One from the vaults: Jason and Medea

When combing through my hard disk, I stumbled across an old game of mine, Jason and Medea. It was written as a tech demo for the PAX East 2011 interactive fiction Demo Fair, hosted by Emily Short. In this game, you play Medea, and you have to win a competitive conversation against Jason. You choose to argue about certain topics, ‘attack’ and ‘defend’ depending on how well things are going, and can really sway the audience by timing your big reveal just right. There has never been a good reason not to release it, and so I’m now releasing it. Check it out at the IFDB.


ATTACK already existed, and was used in conversation in 'Mid the Sagebrush and the Cactus. Do you remember why you didn’t use ATTACK, and how this system differs from it?

I can’t say I fully remember, but luckily, the game itself contains an explanation of my reasoning:

My original plan was to use my Inform ATTACK combat system as the underlying mechanics of the game. But I quickly came to realise that such a combat system – which involves tactical actions that can be repeated an unlimited number of times – is not useful when you want to implement those tactical actions as verbal actions. There is nothing wrong with someone swinging a sword ten times; but there is something very wrong with someone saying the exact same phrase ten times. So while ATTACK-style combat can be easily combined with conversation, it is not easy to reinterpret this combat as conversation.
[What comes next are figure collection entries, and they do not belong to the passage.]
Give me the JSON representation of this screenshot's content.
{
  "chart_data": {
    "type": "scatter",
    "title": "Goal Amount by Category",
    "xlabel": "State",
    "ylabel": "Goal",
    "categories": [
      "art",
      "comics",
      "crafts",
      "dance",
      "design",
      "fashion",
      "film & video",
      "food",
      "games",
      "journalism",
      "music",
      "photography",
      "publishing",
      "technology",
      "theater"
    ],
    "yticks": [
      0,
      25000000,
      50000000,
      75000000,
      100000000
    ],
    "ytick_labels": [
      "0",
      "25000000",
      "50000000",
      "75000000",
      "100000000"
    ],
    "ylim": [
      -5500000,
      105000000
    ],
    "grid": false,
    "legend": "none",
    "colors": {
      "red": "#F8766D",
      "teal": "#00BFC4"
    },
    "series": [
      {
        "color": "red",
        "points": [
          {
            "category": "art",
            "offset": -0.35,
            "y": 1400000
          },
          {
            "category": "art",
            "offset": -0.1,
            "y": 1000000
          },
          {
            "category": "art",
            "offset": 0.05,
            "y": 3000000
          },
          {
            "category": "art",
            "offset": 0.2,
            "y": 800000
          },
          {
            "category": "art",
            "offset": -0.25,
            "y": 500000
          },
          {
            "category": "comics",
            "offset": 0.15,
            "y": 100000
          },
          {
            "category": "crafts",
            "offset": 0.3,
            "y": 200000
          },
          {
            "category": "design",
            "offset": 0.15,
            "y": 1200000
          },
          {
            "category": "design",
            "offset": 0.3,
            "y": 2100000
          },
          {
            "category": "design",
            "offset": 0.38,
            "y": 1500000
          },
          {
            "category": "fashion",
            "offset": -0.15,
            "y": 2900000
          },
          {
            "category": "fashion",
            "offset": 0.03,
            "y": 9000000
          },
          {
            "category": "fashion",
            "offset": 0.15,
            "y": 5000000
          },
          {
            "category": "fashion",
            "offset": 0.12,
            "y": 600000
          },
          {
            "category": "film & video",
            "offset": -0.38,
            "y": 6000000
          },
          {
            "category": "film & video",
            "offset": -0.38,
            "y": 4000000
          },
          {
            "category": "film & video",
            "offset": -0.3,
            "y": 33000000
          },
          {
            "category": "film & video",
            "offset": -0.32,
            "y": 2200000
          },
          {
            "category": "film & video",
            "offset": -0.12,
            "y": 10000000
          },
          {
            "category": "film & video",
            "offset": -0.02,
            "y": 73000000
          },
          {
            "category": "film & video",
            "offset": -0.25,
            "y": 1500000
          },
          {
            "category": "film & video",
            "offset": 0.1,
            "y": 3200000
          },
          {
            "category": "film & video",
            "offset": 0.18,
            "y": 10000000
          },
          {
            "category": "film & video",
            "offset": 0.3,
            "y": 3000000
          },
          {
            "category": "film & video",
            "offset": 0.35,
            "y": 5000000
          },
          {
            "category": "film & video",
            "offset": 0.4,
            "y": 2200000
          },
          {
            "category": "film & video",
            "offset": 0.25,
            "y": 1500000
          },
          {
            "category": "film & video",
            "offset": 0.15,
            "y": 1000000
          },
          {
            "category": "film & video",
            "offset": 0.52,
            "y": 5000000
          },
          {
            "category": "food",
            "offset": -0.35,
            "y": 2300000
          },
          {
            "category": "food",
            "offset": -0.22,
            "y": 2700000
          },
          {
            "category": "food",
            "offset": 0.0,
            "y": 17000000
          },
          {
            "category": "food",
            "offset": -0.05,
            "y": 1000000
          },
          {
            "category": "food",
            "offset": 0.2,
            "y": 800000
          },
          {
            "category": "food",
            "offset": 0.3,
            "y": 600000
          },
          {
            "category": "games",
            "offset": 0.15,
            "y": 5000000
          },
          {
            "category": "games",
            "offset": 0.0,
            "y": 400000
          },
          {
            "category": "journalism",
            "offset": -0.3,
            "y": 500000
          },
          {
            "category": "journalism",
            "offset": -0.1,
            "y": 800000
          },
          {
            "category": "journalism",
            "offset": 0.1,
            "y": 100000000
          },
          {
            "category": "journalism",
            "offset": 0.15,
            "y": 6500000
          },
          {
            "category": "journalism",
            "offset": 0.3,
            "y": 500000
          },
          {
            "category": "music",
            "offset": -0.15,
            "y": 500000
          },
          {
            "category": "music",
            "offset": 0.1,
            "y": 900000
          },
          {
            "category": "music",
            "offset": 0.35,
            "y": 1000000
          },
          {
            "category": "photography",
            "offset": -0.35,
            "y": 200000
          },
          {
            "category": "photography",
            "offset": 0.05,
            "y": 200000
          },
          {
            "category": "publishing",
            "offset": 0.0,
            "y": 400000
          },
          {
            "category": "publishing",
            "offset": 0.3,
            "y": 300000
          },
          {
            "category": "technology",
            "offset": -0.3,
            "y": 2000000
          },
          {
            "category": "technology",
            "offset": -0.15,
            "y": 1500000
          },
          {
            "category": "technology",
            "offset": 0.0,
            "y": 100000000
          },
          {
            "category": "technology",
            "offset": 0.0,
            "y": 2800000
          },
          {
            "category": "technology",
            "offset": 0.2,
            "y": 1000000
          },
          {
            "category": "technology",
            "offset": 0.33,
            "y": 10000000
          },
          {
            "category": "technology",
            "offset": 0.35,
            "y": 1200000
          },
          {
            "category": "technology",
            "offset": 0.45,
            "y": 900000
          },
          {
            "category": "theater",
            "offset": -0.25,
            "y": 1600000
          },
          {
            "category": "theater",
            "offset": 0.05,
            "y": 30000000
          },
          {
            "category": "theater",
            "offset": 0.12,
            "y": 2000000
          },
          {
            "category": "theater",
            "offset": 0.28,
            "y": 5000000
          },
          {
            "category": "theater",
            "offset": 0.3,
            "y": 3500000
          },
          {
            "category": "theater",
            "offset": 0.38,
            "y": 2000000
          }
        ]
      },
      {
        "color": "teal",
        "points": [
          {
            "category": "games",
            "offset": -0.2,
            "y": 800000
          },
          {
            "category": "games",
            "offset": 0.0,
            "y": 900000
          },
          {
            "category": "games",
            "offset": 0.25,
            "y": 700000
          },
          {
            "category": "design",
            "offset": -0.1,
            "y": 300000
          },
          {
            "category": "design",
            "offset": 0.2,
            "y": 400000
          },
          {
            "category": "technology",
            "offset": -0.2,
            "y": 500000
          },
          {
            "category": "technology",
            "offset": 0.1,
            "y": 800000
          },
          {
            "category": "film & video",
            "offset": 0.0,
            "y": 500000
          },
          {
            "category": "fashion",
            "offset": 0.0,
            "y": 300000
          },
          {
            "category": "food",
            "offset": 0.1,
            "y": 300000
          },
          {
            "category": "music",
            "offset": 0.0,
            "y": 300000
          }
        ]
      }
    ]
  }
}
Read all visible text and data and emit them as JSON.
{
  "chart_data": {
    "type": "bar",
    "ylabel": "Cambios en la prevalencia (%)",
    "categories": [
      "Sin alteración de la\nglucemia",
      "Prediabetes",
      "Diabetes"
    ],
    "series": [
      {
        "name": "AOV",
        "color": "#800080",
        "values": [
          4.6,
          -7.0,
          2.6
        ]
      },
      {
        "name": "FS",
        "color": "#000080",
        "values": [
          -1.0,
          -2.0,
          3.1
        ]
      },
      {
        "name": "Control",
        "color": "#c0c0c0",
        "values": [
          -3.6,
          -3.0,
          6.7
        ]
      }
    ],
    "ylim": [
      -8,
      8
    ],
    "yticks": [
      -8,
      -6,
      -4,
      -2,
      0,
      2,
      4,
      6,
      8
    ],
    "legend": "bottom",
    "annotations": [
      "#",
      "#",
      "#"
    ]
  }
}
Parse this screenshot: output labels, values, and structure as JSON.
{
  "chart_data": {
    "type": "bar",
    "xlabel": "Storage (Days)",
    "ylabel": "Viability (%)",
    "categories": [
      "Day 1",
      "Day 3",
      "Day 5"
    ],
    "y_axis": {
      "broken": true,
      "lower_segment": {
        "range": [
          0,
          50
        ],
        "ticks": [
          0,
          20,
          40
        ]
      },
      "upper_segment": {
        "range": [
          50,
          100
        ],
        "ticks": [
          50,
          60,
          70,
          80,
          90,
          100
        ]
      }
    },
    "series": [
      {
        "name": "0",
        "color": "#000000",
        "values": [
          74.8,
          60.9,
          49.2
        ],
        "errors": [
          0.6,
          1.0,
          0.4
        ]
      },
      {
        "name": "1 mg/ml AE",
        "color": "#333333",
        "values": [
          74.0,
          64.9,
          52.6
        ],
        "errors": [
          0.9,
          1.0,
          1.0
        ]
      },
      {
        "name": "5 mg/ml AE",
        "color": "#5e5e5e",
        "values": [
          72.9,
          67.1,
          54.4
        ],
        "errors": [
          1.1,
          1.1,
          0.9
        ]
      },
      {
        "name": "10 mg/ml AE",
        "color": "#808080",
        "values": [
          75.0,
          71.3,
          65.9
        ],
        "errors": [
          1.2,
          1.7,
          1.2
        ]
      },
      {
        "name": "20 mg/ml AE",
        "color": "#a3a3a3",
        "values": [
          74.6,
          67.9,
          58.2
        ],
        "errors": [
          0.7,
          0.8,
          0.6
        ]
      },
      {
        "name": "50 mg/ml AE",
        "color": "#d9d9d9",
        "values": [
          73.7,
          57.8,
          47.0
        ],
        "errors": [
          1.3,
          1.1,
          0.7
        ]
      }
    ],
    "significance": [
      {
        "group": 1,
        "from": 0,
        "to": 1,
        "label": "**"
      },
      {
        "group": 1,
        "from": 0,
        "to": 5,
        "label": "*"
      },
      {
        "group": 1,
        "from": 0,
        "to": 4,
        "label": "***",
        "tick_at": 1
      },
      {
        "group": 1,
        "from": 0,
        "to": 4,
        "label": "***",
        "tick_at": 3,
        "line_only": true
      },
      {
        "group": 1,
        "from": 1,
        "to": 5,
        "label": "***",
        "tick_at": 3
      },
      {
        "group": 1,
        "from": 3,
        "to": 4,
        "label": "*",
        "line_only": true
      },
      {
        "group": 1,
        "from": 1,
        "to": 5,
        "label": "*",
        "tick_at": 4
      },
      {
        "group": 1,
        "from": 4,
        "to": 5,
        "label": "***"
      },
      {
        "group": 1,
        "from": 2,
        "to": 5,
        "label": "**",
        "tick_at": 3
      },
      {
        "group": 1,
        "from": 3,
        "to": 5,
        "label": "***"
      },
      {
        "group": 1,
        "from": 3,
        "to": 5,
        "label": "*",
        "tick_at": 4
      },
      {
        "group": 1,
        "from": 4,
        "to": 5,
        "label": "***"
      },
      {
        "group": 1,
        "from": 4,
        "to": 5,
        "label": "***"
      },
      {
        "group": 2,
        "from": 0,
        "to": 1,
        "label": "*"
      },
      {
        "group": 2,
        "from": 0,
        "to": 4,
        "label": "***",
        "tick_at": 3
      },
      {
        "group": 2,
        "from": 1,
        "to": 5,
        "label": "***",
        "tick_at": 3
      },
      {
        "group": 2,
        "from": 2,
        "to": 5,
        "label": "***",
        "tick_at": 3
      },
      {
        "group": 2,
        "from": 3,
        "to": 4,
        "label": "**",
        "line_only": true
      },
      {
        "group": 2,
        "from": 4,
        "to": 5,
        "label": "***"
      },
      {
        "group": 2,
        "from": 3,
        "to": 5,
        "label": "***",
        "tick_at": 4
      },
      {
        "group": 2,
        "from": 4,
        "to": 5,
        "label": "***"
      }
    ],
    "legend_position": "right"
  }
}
The system I did devise is much simpler. It’s up to you to decide how well it works; but one of its advantages is that writing up the conversations takes relatively little time. (Not more and probably less than using traditional topic-based or menu-based conversations.)

Another thing I would like to point is how easy it is to combine this system with puzzles. Finding the right moment to use the love letters is a puzzle; and finding the love letters, or stopping Jason from finding some compromising material, could have been an earlier puzzle. In addition, these puzzles are optional: you might still win if you fail to solve them. I like the idea of optional but useful puzzles, so this gets me excited.

I must have not been totally happy with how 'Mid the Sagebrush and the Cactus worked out; and indeed, the present game does feel more elegant in terms of system. It would also be easier to grasp for the player. I can see myself using this system in the future; a full ATTACK-based conversation system, not so much.